Ballot Boxes and Stock Market: The Influence of Parliamentary Election Uncertainty on Dhaka Stock Exchange (DSE) Returns, Volatility, and Trading Volume
Kawser Ahmed Shiblu*
Md. Shahidullah Kayser**
Abstract: Political factors, like other external variables, can create noises in the capital market. Elections, being a critical political factor, can instill uncertainty in investors regarding their two primary goals of achieving capital gains and dividends. This study aims to examine the impact of general elections on the Dhaka Stock Exchange’s (DSE) return, volatility, and trade volume. The study utilizes daily return data from January 2, 2000, to November 30, 2020, specifically focusing on the four parliamentary elections held in 2001, 2008, 2014, and 2018. By employing the event window approach, the study finds that DSE generates positive abnormal returns during election periods. Additionally, using the GJR-GARCH (p, q) model, the study concludes that return volatility is significantly impacted during election time.
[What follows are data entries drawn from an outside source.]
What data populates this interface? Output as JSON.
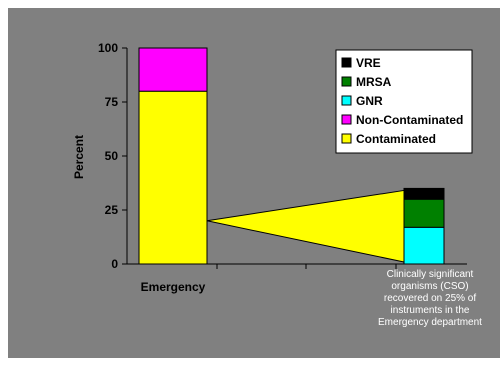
{
  "chart_data": {
    "type": "bar",
    "stacked": true,
    "ylabel": "Percent",
    "ylim": [
      0,
      100
    ],
    "yticks": [
      0,
      25,
      50,
      75,
      100
    ],
    "categories": [
      "Emergency"
    ],
    "series": [
      {
        "name": "Contaminated",
        "values": [
          80
        ],
        "color": "#ffff00"
      },
      {
        "name": "Non-Contaminated",
        "values": [
          20
        ],
        "color": "#ff00ff"
      }
    ],
    "breakdown": {
      "series": [
        {
          "name": "GNR",
          "value": 17,
          "color": "#00ffff"
        },
        {
          "name": "MRSA",
          "value": 13,
          "color": "#008000"
        },
        {
          "name": "VRE",
          "value": 5,
          "color": "#000000"
        }
      ]
    },
    "legend": {
      "placement": "top-right",
      "order": [
        "VRE",
        "MRSA",
        "GNR",
        "Non-Contaminated",
        "Contaminated"
      ]
    },
    "annotation": "Clinically significant organisms (CSO) recovered on 25% of instruments in the Emergency department",
    "grid": false,
    "colors": {
      "background": "#808080",
      "plot_area": "#808080",
      "connector": "#ffff00"
    }
  }
}
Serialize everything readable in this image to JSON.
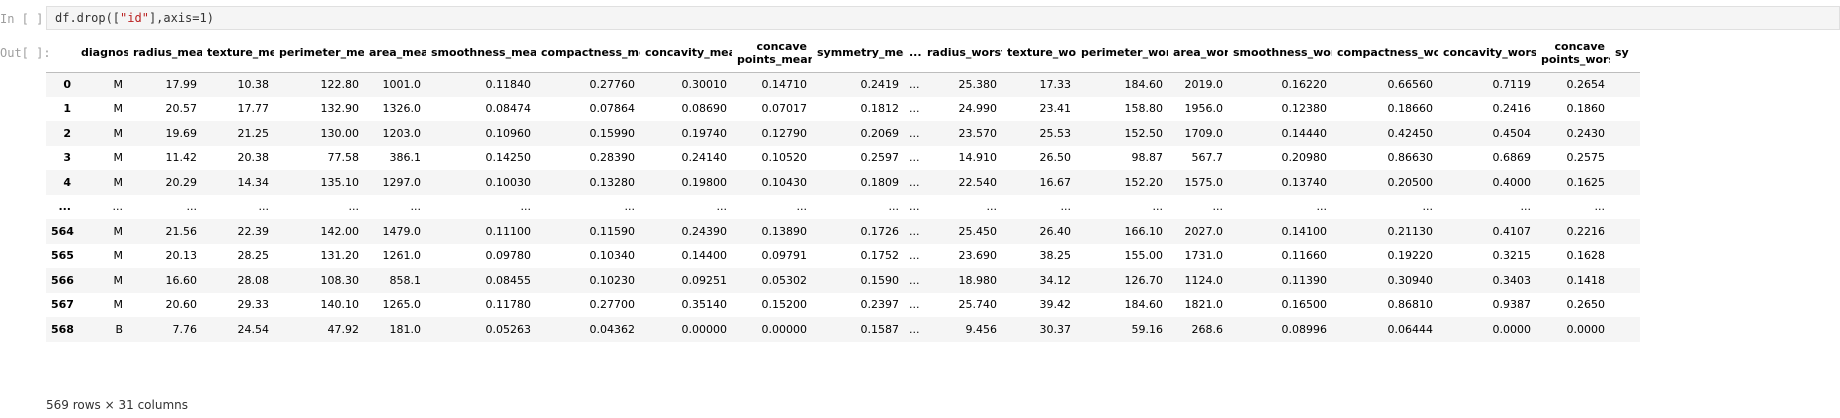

Furthermore, the study observes that election has significantly positive impact on daily trade volume of DSE. In conclusion, this study establishes a strong correlation between parliamentary elections and abnormal returns, volatility, and trade volume in the DSE. The study’s findings emphasize the need for policymakers to create stable political environments that can attract more investments, boost market confidence, and promote economic growth and development. Investors can use the results to make informed investment decisions during election periods.
Keywords: Abnormal Return; Event study; GARCH; Election effect; Dhaka Stock Exchange
* Assistant Professor, Department of Finance, Jagannath University, Dhaka-1100.
** Assistant Professor, Department of Finance, Jagannath University, Dhaka-1100.